ELLEN DYKAS|CONTRIBUTOR

Really?! Seriously?! It’s popular to respond to disappointment with these words, spoken with a mock shock that communicates disapproval and sometimes, how dare you!

Disappointment does often lead to hurt feelings, frustrations, and stress. Whether it’s a relationship struggle, missed opportunity, thwarted desire, or unmet expectations, disappointments are tough.

Yet God uses these trials in surprising ways. When we honestly face painful disappointments and nestle into our Savior’s love, we discover a variety of gifts that he has for us. Let me walk you through a recent disappointment in my life to explain.

A Hard Disappointment

About a year ago, I was invited by a ministry to collaborate on a new book. Basically, I’d write up a proposal, their leaders would edit it and submit it to a major publisher. The sense from the leaders was that the publisher’s acceptance of the book was a slam dunk. It truly seemed like a dream come true for me in light of wanting to multiply myself out by equipping others for gospel centered ministry! A world respected ministry, a renowned publisher, and me putting on paper the various things God has planted in me through many years of ministry.

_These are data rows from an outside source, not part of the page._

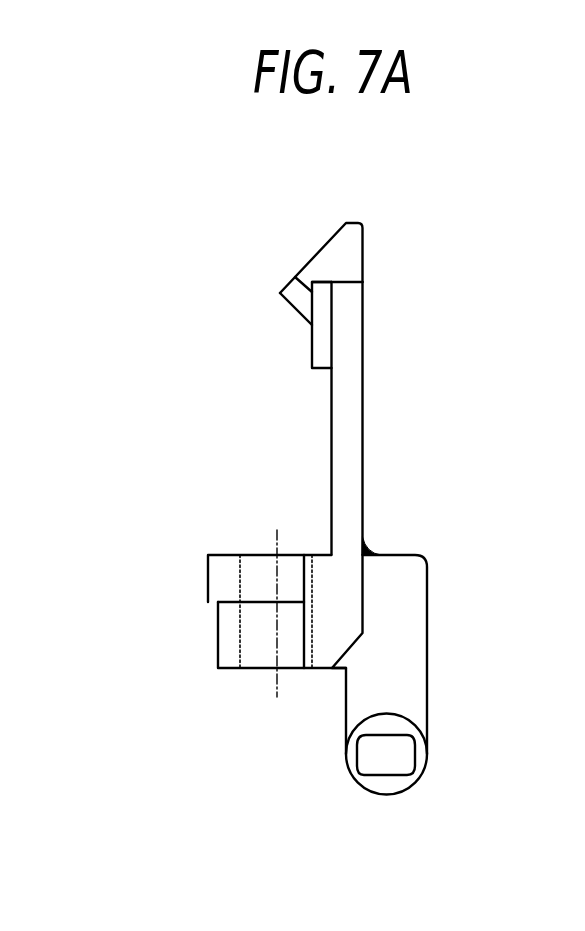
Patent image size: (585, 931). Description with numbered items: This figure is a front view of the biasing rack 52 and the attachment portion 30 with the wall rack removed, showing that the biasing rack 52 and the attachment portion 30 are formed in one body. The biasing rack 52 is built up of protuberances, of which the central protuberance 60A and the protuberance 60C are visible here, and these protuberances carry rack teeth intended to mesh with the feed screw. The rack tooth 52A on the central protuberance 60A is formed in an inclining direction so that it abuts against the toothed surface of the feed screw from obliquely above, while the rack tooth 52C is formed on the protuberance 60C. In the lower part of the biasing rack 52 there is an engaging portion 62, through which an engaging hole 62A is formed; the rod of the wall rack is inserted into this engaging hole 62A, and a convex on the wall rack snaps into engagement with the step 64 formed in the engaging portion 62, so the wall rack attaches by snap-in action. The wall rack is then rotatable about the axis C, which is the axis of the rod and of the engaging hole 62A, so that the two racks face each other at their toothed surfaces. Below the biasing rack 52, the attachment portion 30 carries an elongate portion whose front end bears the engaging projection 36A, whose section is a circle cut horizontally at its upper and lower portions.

The biasing rack 52 is at (347, 456).
The central protuberance 60A is at (342, 248).
The protuberance 60C is at (352, 317).
The rack tooth 52A is at (291, 297).
The rack tooth 52C is at (318, 349).
The engaging portion 62 is at (224, 644).
The step 64 is at (210, 605).
The engaging hole 62A is at (239, 643).
The axis C is at (276, 629).
The attachment portion 30 is at (443, 715).
The engaging projection 36A is at (388, 753).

But the publisher rejected the proposal. The timing wasn’t right for them and obviously, me either! God did not allow it to go through. Errgh…disappointment to the core, and while I did seek to tuck into the Lord, the whole thing was deeply confusing to me. What?! Really Lord?!

Yes, really. And through that ‘no’, God invited me once again onto a path of accepting three gifts.

Three Gifts in Disappointment

He drew me more deeply to himself. I got the ‘no’ from the publisher on Valentine’s Day, about two hours before teaching a bible study on Hebrews 12:1-12 (#nocoincidence). God was inviting me to fix my eyes on Jesus afresh, and to run the race marked out for me. To stay in the lane he had for me, meant not a book at this time, in this way. I didn’t doubt his goodness, but the disappointment of his ‘no’, stung. Once again, he wanted me resting in his promise that he would withhold no good thing from me. I nestled in, was comforted, and grew to trust him more.

My heart was revealed. This possible project had been surrendered to God, thankfully. Even though the ‘no’ stung, I was encouraged with the Spirit’s enabling power that grounded me to not spiral emotionally. Thank You Lord, for growing me! Yet, in the days after receiving the news, I saw things in my heart that I’d been blind to. Envy and discontentment (at what others had and what I was not getting) slowly bubbled up. Hmmm, Lord, maybe that surrender needs to go deeper! Because God had tenderly drawn me to himself, I could receive his loving light shining on both the growth and sinful heart responses in me. His kindness led me to repentance in ways that he’d uniquely designed for me at this time in my race of faith.

Such freedom and comfort is ours when we acknowledge that we just don’t know the whole story but we have a loving, powerful, holy God who DOES. In fact, he is the author of our lives (Hebrews 12:1-2) and does indeed use disappointments as his appointments to draw us near to himself. To surrender to his purposes in our lives.

That leads to a third way God uses disappointment: to guard his Ephesians 2:10 purposes for us.  “For we are his workmanship, created in Christ Jesus for good works, which God prepared beforehand, that we should walk in them.” This book obviously isn’t one of the ‘good works’ prepared for Ellen Dykas in 2017. Will I write it eventually? I sincerely hope so but for now, I rest in knowing that God is ‘guarding’ other beautiful, fruit-bearing opportunities for me.

Within a week of that ‘no’, I received a request to endorse a new book. The author is one of the wisest men I know, and he has a platform of influence that far exceeds mine. The topic of the book? Helping people apply the gospel to sexuality and relationships! When I made that connection I laughed out loud with the Lord, delighting in what he was doing and thankful that my heart was actually rejoicing at this opportunity to serve. Within a month, I received two more requests by authors to endorse their books, both of which had topics that overlapped with my dreamed-about book. Ephesians 2:10 in action as his plan wasn’t for me to write a book in 2017 but to get behind others who were.

Your experiences with disappointment may be much more painful (betrayal, thwarted desires for gifts like marriage, children, health, meaningful employment, etc.) but these three ‘gifts’ are for all of us. Jesus is always at work, consistently seeking to draw us to himself in more intimate ways, transforming our hearts into his likeness, and sending us out in his name through loving good works. I hope my story encourages you and helps you navigate disappointing terrain in your own life.